What's New in the Guidelines
Last Updated: April 20, 2023
The Coronavirus Disease 2019 (COVID-19) Treatment Guidelines is published in an electronic format that can be updated in step with the rapid pace and growing volume of information regarding the treatment of COVID-19.
The COVID-19 Treatment Guidelines Panel (the Panel) is committed to updating this document to ensure that health care providers, patients, and policy experts have the most recent information regarding the optimal management of COVID-19 (see the Panel Roster for a list of Panel members).
New Guidelines sections and recommendations and updates to existing Guidelines sections are developed by working groups of Panel members. All recommendations included in the Guidelines are endorsed by a majority of Panel members (see Guidelines Development for additional details on the development process).
Major revisions to the Guidelines within the past month are as follows:
April 20, 2023
Pregnancy, Lactation, and COVID-19 Therapeutics
A new section has been added to provide guidance on the use of Panel-recommended therapies in pregnant or lactating patients with COVID-19. A new table summarizes the recommendations for each drug. The section includes the rationale behind these recommendations and potential safety concerns for fetuses and for infants who receive breast milk from individuals who are taking COVID-19 therapies.
Therapeutic Management of Nonhospitalized Adults With COVID-19
This section has been updated to clarify the goals of therapeutic management for nonhospitalized patients and discuss the limitations of the data that inform the Panel's recommendations. Currently, the Panel’s recommendations reflect the available data on the benefits of using antiviral therapies to prevent progression to severe COVID-19. The Panel will consider the potential benefits of therapies for other outcomes, such as symptom recovery, as those data emerge.
Data from the PANORAMIC trial have been added to the rationale for molnupiravir. The Panel also expanded the subsection on viral rebound and symptom recurrence to discuss the rebounds that have been reported after patients have completed therapy with molnupiravir and ritonavir-boosted nirmatrelvir (Paxlovid).
Therapeutic Management of Hospitalized Adults With COVID-19
The Panel currently recommends using dexamethasone as the primary immunomodulator for all patients who require high-flow nasal canula oxygen, noninvasive ventilation, mechanical ventilation, or extracorporeal membrane oxygenation. A second immunomodulator (e.g., baricitinib, tocilizumab) should be added to dexamethasone for the treatment of these patients. These minor changes are reflected in both Table 2b and the Panel’s rationale.
Oxygenation and Ventilation for Adults
The Panel updated the rationale for the recommendations with information from recent studies. In addition, the recommendations and rationale for using neuromuscular blocking agents in mechanically ventilated adults with moderate to severe acute respiratory distress syndrome were streamlined, and 1 of the recommendations was removed.

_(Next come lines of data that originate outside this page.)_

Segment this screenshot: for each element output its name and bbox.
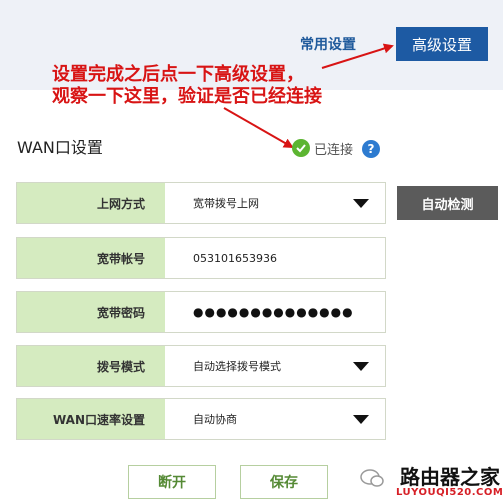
value-dial-mode: 自动选择拨号模式 — [193, 360, 281, 373]
dropdown-arrow-icon[interactable] — [353, 415, 369, 424]
wechat-icon — [360, 469, 384, 487]
input-password[interactable]: ●●●●●●●●●●●●●● — [165, 292, 385, 332]
label-account: 宽带帐号 — [17, 238, 165, 278]
annotation-line-1: 设置完成之后点一下高级设置， — [52, 64, 304, 85]
help-icon[interactable]: ? — [362, 140, 380, 158]
label-dial-mode: 拨号模式 — [17, 346, 165, 386]
disconnect-button[interactable]: 断开 — [128, 465, 216, 499]
select-wan-speed[interactable]: 自动协商 — [165, 399, 385, 439]
annotation-text: 设置完成之后点一下高级设置， 观察一下这里，验证是否已经连接 — [52, 64, 352, 108]
save-button[interactable]: 保存 — [240, 465, 328, 499]
check-icon — [292, 139, 310, 157]
dropdown-arrow-icon[interactable] — [353, 199, 369, 208]
watermark-url: LUYOUQI520.COM — [396, 487, 503, 498]
arrow-to-status — [223, 107, 294, 148]
tab-common-settings[interactable]: 常用设置 — [300, 34, 364, 54]
select-connection-type[interactable]: 宽带拨号上网 — [165, 183, 385, 223]
label-connection-type: 上网方式 — [17, 183, 165, 223]
row-connection-type: 上网方式 宽带拨号上网 — [16, 182, 386, 224]
watermark-brand: 路由器之家 — [400, 465, 500, 489]
value-connection-type: 宽带拨号上网 — [193, 197, 259, 210]
row-wan-speed: WAN口速率设置 自动协商 — [16, 398, 386, 440]
row-account: 宽带帐号 053101653936 — [16, 237, 386, 279]
connection-status: 已连接 — [292, 138, 353, 158]
label-wan-speed: WAN口速率设置 — [17, 399, 165, 439]
status-label: 已连接 — [314, 142, 354, 158]
dropdown-arrow-icon[interactable] — [353, 362, 369, 371]
value-account: 053101653936 — [193, 251, 277, 265]
tab-advanced-settings[interactable]: 高级设置 — [396, 27, 488, 61]
annotation-line-2: 观察一下这里，验证是否已经连接 — [52, 86, 322, 107]
auto-detect-button[interactable]: 自动检测 — [397, 186, 498, 220]
value-password: ●●●●●●●●●●●●●● — [193, 305, 354, 319]
select-dial-mode[interactable]: 自动选择拨号模式 — [165, 346, 385, 386]
row-password: 宽带密码 ●●●●●●●●●●●●●● — [16, 291, 386, 333]
value-wan-speed: 自动协商 — [193, 413, 237, 426]
row-dial-mode: 拨号模式 自动选择拨号模式 — [16, 345, 386, 387]
input-account[interactable]: 053101653936 — [165, 238, 385, 278]
label-password: 宽带密码 — [17, 292, 165, 332]
wan-settings-title: WAN口设置 — [17, 138, 103, 157]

This section includes information from the PANORAMIC trial, an open-label randomized controlled trial that enrolled nonhospitalized adults with COVID-19 during a period when the Omicron variant was circulating. Molnupiravir plus usual care did not reduce the occurrence of the primary composite outcome of hospitalization or death compared to usual care alone, but participants in the molnupiravir arm reported recovering from COVID-19 an estimated 4 days earlier. Because this was an open-label trial, these findings are less reliable than those from a placebo-controlled trial. The Panel continues to recommend molnupiravir as an alternative therapy to ritonavir-boosted nirmatrelvir or remdesivir.

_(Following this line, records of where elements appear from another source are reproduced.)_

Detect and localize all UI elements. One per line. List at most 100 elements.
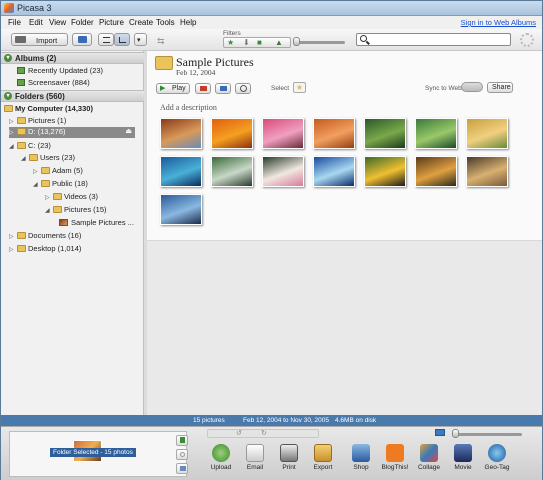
photo-thumbnail-blue-iceberg[interactable] xyxy=(313,156,355,187)
shop-label: Shop xyxy=(353,464,369,471)
photo-thumbnail-pink-tree[interactable] xyxy=(262,118,304,149)
expand-arrow-icon[interactable]: ▷ xyxy=(9,233,17,240)
collapse-folders-icon[interactable]: ▾ xyxy=(4,92,12,100)
tray-selection-area[interactable]: Folder Selected - 15 photos xyxy=(9,431,188,477)
photo-thumbnail-green-plants[interactable] xyxy=(415,118,457,149)
menu-tools[interactable]: Tools xyxy=(156,18,175,27)
sync-toggle[interactable] xyxy=(461,82,483,92)
folder-date[interactable]: Feb 12, 2004 xyxy=(176,68,215,77)
list-view-button[interactable] xyxy=(98,33,114,46)
tree-pictures-15[interactable]: ◢ Pictures (15) xyxy=(45,205,107,216)
photo-folder-icon xyxy=(59,219,68,226)
tree-desktop[interactable]: ▷ Desktop (1,014) xyxy=(9,244,81,255)
tree-videos[interactable]: ▷ Videos (3) xyxy=(45,192,98,203)
menu-view[interactable]: View xyxy=(49,18,66,27)
eject-icon[interactable]: ⏏ xyxy=(125,127,132,135)
time-filter-slider[interactable] xyxy=(297,41,345,44)
star-filter-icon[interactable]: ★ xyxy=(227,38,234,47)
expand-arrow-icon[interactable]: ▷ xyxy=(9,246,17,253)
add-to-album-button[interactable] xyxy=(72,33,92,46)
tree-users[interactable]: ◢ Users (23) xyxy=(21,153,75,164)
photo-thumbnail-toucan[interactable] xyxy=(364,156,406,187)
photo-thumbnail-sand-dunes[interactable] xyxy=(313,118,355,149)
collapse-arrow-icon[interactable]: ◢ xyxy=(45,207,53,214)
print-button[interactable]: Print xyxy=(275,444,303,471)
photo-thumbnail-orange-flowers[interactable] xyxy=(211,118,253,149)
menu-edit[interactable]: Edit xyxy=(29,18,43,27)
hold-pin-button[interactable] xyxy=(176,435,188,446)
expand-arrow-icon[interactable]: ▷ xyxy=(9,129,17,136)
photo-thumbnail-desert-landscape[interactable] xyxy=(160,118,202,149)
tree-public[interactable]: ◢ Public (18) xyxy=(33,179,88,190)
album-icon xyxy=(17,79,25,86)
album-recently-updated[interactable]: Recently Updated (23) xyxy=(17,66,103,77)
people-sync-icon[interactable]: ⇆ xyxy=(157,36,165,47)
thumbnail-size-slider[interactable] xyxy=(454,433,522,436)
rotate-right-icon[interactable]: ↻ xyxy=(261,429,267,437)
collage-button[interactable]: Collage xyxy=(415,444,443,471)
thumbnail-size-knob[interactable] xyxy=(452,429,459,438)
menu-create[interactable]: Create xyxy=(129,18,153,27)
album-screensaver[interactable]: Screensaver (884) xyxy=(17,78,90,89)
albums-section-header[interactable]: ▾ Albums (2) xyxy=(1,52,144,64)
blogger-icon xyxy=(386,444,404,462)
photo-thumbnail-autumn-leaves[interactable] xyxy=(466,118,508,149)
upload-filter-icon[interactable]: ⬇ xyxy=(243,38,250,47)
menu-folder[interactable]: Folder xyxy=(71,18,94,27)
menu-help[interactable]: Help xyxy=(180,18,196,27)
photo-thumbnail-autumn-tree[interactable] xyxy=(415,156,457,187)
folder-description-field[interactable]: Add a description xyxy=(160,103,217,112)
collapse-arrow-icon[interactable]: ◢ xyxy=(9,143,17,150)
photo-thumbnail-forest[interactable] xyxy=(364,118,406,149)
tree-sample-pictures[interactable]: Sample Pictures ... xyxy=(59,218,134,229)
expand-arrow-icon[interactable]: ▷ xyxy=(45,194,53,201)
tree-my-computer[interactable]: My Computer (14,330) xyxy=(4,104,93,115)
play-slideshow-button[interactable]: ▶ Play xyxy=(156,83,190,94)
collapse-arrow-icon[interactable]: ◢ xyxy=(21,155,29,162)
collapse-arrow-icon[interactable]: ◢ xyxy=(33,181,41,188)
email-button[interactable]: Email xyxy=(241,444,269,471)
tree-drive-c[interactable]: ◢ C: (23) xyxy=(9,141,51,152)
import-button[interactable]: Import xyxy=(11,33,68,46)
tree-pictures-1[interactable]: ▷ Pictures (1) xyxy=(9,116,66,127)
slideshow-options-button[interactable] xyxy=(195,83,211,94)
export-button[interactable]: Export xyxy=(309,444,337,471)
movie-button[interactable]: Movie xyxy=(449,444,477,471)
upload-button[interactable]: Upload xyxy=(207,444,235,471)
email-label: Email xyxy=(246,464,264,471)
time-filter-knob[interactable] xyxy=(293,37,300,46)
clear-tray-button[interactable] xyxy=(176,449,188,460)
search-box[interactable] xyxy=(356,33,511,46)
geo-filter-icon[interactable]: ▲ xyxy=(275,38,283,47)
geotag-button[interactable]: Geo-Tag xyxy=(483,444,511,471)
people-filter-icon[interactable]: ■ xyxy=(257,38,262,47)
folders-section-header[interactable]: ▾ Folders (560) xyxy=(1,90,144,102)
expand-arrow-icon[interactable]: ▷ xyxy=(9,118,17,125)
menu-file[interactable]: File xyxy=(8,18,21,27)
options-dropdown-button[interactable]: ▾ xyxy=(134,33,147,46)
folders-header-label: Folders (560) xyxy=(15,92,65,101)
tree-documents[interactable]: ▷ Documents (16) xyxy=(9,231,81,242)
status-size: 4.6MB on disk xyxy=(335,417,377,424)
export-view-button[interactable] xyxy=(215,83,231,94)
add-to-album-tray-button[interactable] xyxy=(176,463,188,474)
tree-view-button[interactable] xyxy=(114,33,130,46)
photo-thumbnail-sea-turtle[interactable] xyxy=(160,156,202,187)
tree-drive-d[interactable]: ▷ D: (13,276) ⏏ xyxy=(9,127,135,138)
blogthis-button[interactable]: BlogThis! xyxy=(381,444,409,471)
collapse-albums-icon[interactable]: ▾ xyxy=(4,54,12,62)
sign-in-link[interactable]: Sign in to Web Albums xyxy=(461,18,536,27)
share-button[interactable]: Share xyxy=(487,82,513,93)
select-all-star-icon[interactable]: ★ xyxy=(293,82,306,93)
photo-thumbnail-frangipani[interactable] xyxy=(262,156,304,187)
menu-picture[interactable]: Picture xyxy=(99,18,124,27)
web-album-button[interactable] xyxy=(235,83,251,94)
photo-thumbnail-waterfall[interactable] xyxy=(211,156,253,187)
photo-thumbnail-oak-tree[interactable] xyxy=(466,156,508,187)
shop-button[interactable]: Shop xyxy=(347,444,375,471)
tree-adam[interactable]: ▷ Adam (5) xyxy=(33,166,83,177)
select-label: Select xyxy=(271,85,290,92)
rotate-left-icon[interactable]: ↺ xyxy=(236,429,242,437)
photo-thumbnail-whale-tail[interactable] xyxy=(160,194,202,225)
expand-arrow-icon[interactable]: ▷ xyxy=(33,168,41,175)
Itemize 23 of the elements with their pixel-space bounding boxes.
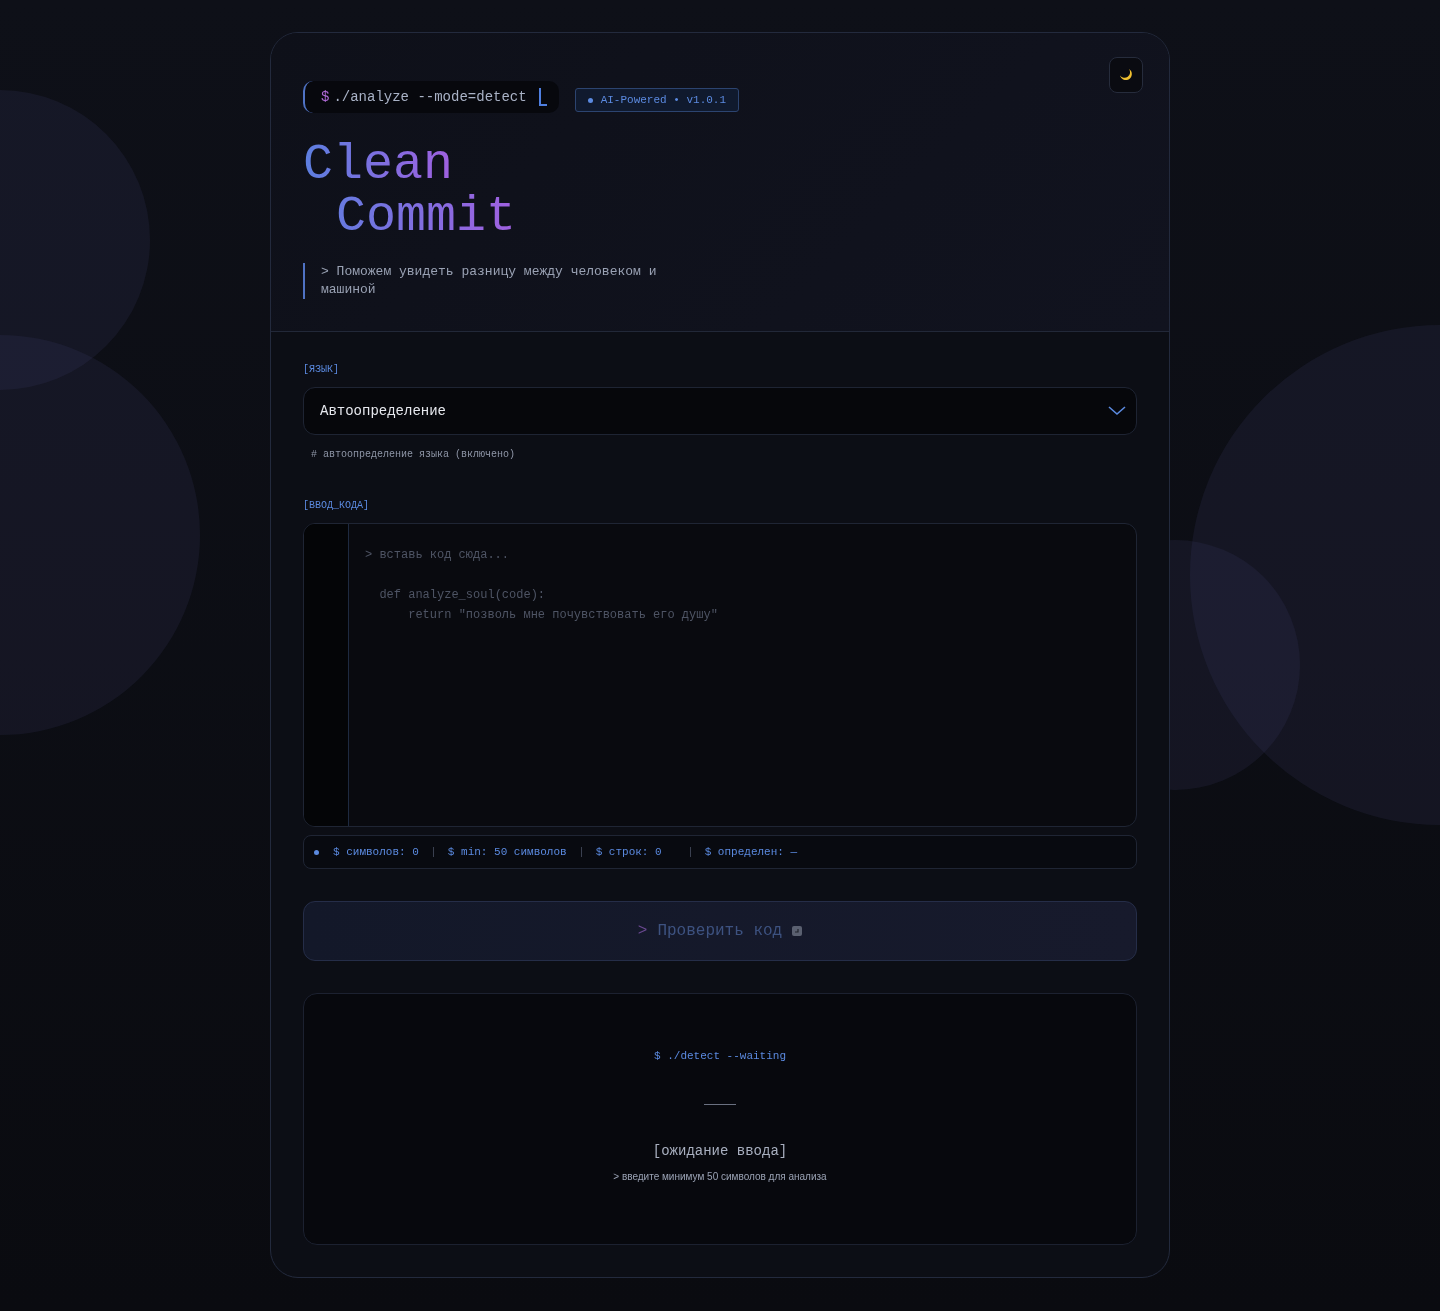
stat-text: $ строк: 0 (595, 846, 662, 858)
cursor-icon (538, 88, 547, 106)
stat-text: $ определен: — (704, 846, 798, 858)
return-key-icon (792, 926, 803, 936)
command-text: ./analyze --mode=detect (333, 89, 527, 105)
dash-icon (704, 1104, 736, 1105)
stat-text: $ min: 50 символов (447, 846, 567, 858)
theme-toggle-button[interactable] (1109, 57, 1143, 93)
dot-icon (587, 97, 593, 103)
chevron-down-icon (1108, 406, 1126, 416)
dot-icon (314, 849, 319, 855)
result-command: $ ./detect --waiting (654, 1050, 786, 1062)
result-title: [ожидание ввода] (652, 1143, 788, 1159)
stat-text: $ символов: 0 (333, 846, 419, 858)
language-hint: # автоопределение языка (включено) (311, 449, 517, 460)
badge-text: AI-Powered • v1.0.1 (600, 94, 727, 106)
subtitle: > Поможем увидеть разницу между человеком и машиной (303, 263, 701, 299)
field-label: [ВВОД_КОДА] (303, 500, 370, 511)
result-hint: > введите минимум 50 символов для анализа (613, 1171, 827, 1182)
field-label: [ЯЗЫК] (303, 364, 340, 375)
moon-icon (1118, 67, 1134, 83)
prompt-sign: $ (321, 89, 330, 105)
language-select[interactable]: Автоопределение (303, 387, 1137, 435)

The Panel summarized the recently published data from the TOGETHER trial on the use of pegylated interferon lambda in nonhospitalized patients with COVID-19. This trial showed a reduction in the occurrence of the primary composite outcome of observation in an emergency department for >6 hours or hospitalization among patients who received interferon lambda. However, because interferon lambda is not available in the United States, the Panel is not able to make a recommendation for or against use of this agent. Table 4d has been updated to include a description of the results from the TOGETHER trial.
Janus Kinase Inhibitors
The title for this section has been changed from Kinase Inhibitors: Janus Kinase Inhibitors and Bruton’s Tyrosine Kinase Inhibitors to Janus Kinase Inhibitors. Information on agents that are not recommended for the treatment of COVID-19, including the Janus kinase inhibitor ruxolitinib and Bruton’s tyrosine kinase inhibitors, has been removed from the section.

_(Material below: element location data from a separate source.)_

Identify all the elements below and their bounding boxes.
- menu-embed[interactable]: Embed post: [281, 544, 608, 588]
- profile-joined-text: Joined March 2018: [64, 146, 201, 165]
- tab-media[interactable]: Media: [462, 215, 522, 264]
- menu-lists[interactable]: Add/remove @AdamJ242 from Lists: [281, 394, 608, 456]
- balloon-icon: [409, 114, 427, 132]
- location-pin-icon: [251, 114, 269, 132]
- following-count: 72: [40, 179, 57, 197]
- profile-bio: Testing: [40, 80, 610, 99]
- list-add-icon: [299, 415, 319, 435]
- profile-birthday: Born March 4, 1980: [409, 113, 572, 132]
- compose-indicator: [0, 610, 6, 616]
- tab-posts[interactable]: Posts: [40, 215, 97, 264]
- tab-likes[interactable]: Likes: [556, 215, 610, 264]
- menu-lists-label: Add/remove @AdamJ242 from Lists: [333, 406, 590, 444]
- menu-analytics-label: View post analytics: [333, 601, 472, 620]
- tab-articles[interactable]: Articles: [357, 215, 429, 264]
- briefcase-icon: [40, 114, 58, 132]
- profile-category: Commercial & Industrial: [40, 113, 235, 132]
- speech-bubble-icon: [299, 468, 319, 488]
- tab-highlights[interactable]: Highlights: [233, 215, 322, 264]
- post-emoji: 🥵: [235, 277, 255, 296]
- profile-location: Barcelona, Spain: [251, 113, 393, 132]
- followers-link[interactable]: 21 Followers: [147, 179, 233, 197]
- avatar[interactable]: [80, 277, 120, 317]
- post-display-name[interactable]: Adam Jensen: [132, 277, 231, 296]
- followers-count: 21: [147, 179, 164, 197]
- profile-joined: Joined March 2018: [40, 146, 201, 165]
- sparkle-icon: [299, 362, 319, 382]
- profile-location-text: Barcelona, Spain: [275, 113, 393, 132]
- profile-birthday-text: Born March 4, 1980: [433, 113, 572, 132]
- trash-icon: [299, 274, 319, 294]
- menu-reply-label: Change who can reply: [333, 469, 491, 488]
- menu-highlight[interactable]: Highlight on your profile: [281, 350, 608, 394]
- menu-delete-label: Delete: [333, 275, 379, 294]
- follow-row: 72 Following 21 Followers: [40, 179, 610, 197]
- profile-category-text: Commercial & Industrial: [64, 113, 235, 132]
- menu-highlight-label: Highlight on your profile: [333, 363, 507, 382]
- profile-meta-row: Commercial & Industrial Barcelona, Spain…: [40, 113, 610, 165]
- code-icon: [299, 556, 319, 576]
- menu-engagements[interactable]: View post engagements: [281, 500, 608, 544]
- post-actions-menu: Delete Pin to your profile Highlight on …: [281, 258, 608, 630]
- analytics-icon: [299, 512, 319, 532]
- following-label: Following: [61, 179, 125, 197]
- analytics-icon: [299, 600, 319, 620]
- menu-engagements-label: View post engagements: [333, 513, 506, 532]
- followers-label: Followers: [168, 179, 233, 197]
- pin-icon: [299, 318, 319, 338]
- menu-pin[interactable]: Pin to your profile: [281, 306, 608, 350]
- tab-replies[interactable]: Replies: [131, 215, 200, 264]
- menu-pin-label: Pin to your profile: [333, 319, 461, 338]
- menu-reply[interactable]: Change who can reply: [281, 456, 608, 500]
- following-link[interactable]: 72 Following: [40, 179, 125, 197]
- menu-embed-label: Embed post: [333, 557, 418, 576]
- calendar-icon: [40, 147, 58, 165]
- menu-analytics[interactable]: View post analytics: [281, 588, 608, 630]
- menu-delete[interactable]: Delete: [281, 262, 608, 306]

This section now includes information from the REMAP-CAP trial, which demonstrated that treatment with interleukin (IL)-6 receptor antagonists improved survival among severely and critically ill patients with COVID-19 after 180 days. Information on agents that are not recommended for the treatment of COVID-19, including the anti-IL-6 monoclonal antibody siltuximab, has been removed from the section.